Thrawn was a brilliant and blue-skinned villain who brought back the Empire after its defeat at the end of The Return of the Jedi. He has inspired many pages of DeviantArt creations as well.
“I don’t think this will stop artists from making more EU art,” Gould concluded when I asked him about Disney’s Expanded Universe policy.
“When we were submitting ideas for our prints, I emailed my contact at Lucas Film and I was like, ‘would I be allowed to draw Thrawn?’ And they were like, ‘why not?’ So even though they’ve declared that it’s ‘legends,’ they are still all about letting us draw the characters. So who knows? As of now, my Thrawn print is the only official Thrawn Celebration print ever, but who knows? Maybe there will be more in the future? I hope so, because I love it.”
Beyond books, comic books and art, cosplay has played a major role in the evolving legacy of the Expanded Universe. After spending a full day on the convention floor at Star Wars Celebration, I reached the unscientific conclusion that Mara Jade is the most popular EU character for cosplayers.
Freelance illustrator Annie McBeth used her Mara Jade costume to show me the essential elements of Mara Jade cosplay: red hair, a sleeveless black shirt, leather shoulder harness, a belt, goggles and a scarf.
You can see how hundreds of cosplayers interpreted the famous character on DeviantArt:
Annie told me that Disney’s decision will never influence her cosplay adventures:
I’ll still dress up like Mara Jade. Because she’s fun. I look at it the same way as dressing up like mash-up Disney characters. It’s fun to come to conventions and see the die-hard fans. You can definitely tell the difference between film fans and expanded universe fans. They give you a look up and down, you can tell that they immediately recognize the character.”
Indeed, the convention was packed with cosplay fans wearing lovingly hand-crafted costume tributes to beloved character(s).
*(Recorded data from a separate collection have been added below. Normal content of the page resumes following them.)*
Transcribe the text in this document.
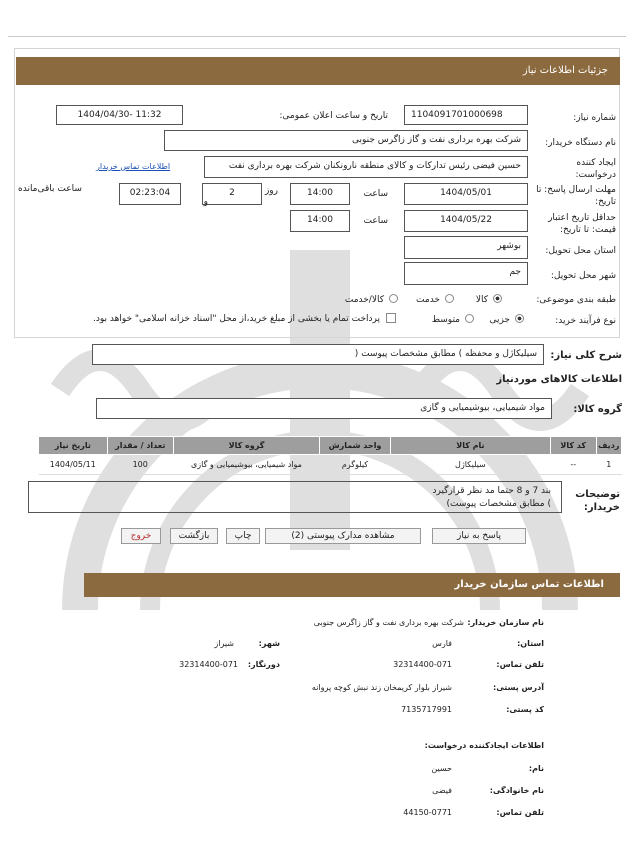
جزئیات اطلاعات نیاز
شماره نیاز:
1104091701000698
تاریخ و ساعت اعلان عمومی:
1404/04/30- 11:32
نام دستگاه خریدار:
شرکت بهره برداری نفت و گاز زاگرس جنوبی
ایجاد کننده درخواست:
حسین فیضی رئیس تدارکات و کالای منطقه نارونکنان شرکت بهره برداری نفت
اطلاعات تماس خریدار
مهلت ارسال پاسخ: تا تاریخ:
1404/05/01
ساعت
14:00
روز
2
و
ساعت باقی‌مانده	02:23:04
حداقل تاریخ اعتبار قیمت: تا تاریخ:
1404/05/22
ساعت
14:00
استان محل تحویل:
بوشهر
شهر محل تحویل:
جم
طبقه بندی موضوعی:
کالا
خدمت
کالا/خدمت
نوع فرآیند خرید:
جزیی
متوسط
پرداخت تمام یا بخشی از مبلغ خرید،از محل "اسناد خزانه اسلامی" خواهد بود.
شرح کلی نیاز:
سیلیکاژل و محفظه ) مطابق مشخصات پیوست (
اطلاعات کالاهای موردنیاز
گروه کالا:
مواد شیمیایی، بیوشیمیایی و گازی
ردیف	کد کالا	نام کالا	واحد شمارش	گروه کالا	تعداد / مقدار	تاریخ نیاز
1	--	سیلیکاژل	کیلوگرم	مواد شیمیایی، بیوشیمیایی و گازی	100	1404/05/11
توضیحات خریدار:
بند 7 و 8 حتما مد نظر قرارگیرد
) مطابق مشخصات پیوست)
پاسخ به نیاز
مشاهده مدارک پیوستی (2)
چاپ
بازگشت
خروج
اطلاعات تماس سازمان خریدار
نام سازمان خریدار:
شرکت بهره برداری نفت و گاز زاگرس جنوبی
استان:
فارس
شهر:
شیراز
تلفن تماس:
32314400-071
دورنگار:
32314400-071
آدرس پستی:
شیراز بلوار کریمخان زند نبش کوچه پروانه
کد پستی:
7135717991
اطلاعات ایجادکننده درخواست:
نام:
حسین
نام خانوادگی:
فیضی
تلفن تماس:
44150-0771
One group mashed up Stormtrooper suits with the white jumpsuits of Clockwork Orange hooligans; another crew combined Darth Vader and Santa Claus suits; or the stunning Snow White and Boba Fett costume that charmed my four-year-old daughter so much she ran across the courtyard shouting "Snow White! Snow White!”
Star Wars fans will never play by Disney rules. You can't control Star Wars mythology any more than you can refill a bottle of uncorked champagne. Mara Jade charmed millions of fans, and they will never be able to un-imagine her.
Watching my daughter run around with her Jedi robe and blue lightsaber, I vowed to teach her about the WHOLE Star Wars story—Mara Jade and the Expanded Universe are counting on these kids.
- Should massive media companies like Disney be able to re-write or erase massive parts of a beloved franchise? Should media companies do more to support fan art and fanfiction?
- What are your favorite Star Wars mash-ups on DeviantArt? What mash-ups would you like to see an artist create?
- How do you feel about the new Star wars trailer? Can it ever live up to your expectations?
- Who is your favorite Star Wars character? Have you ever created fan art or fan fiction about that character?
- Would you be open to allow other community members to write and create stories around your original Characters? If yes, what rules would you set in place for doing so?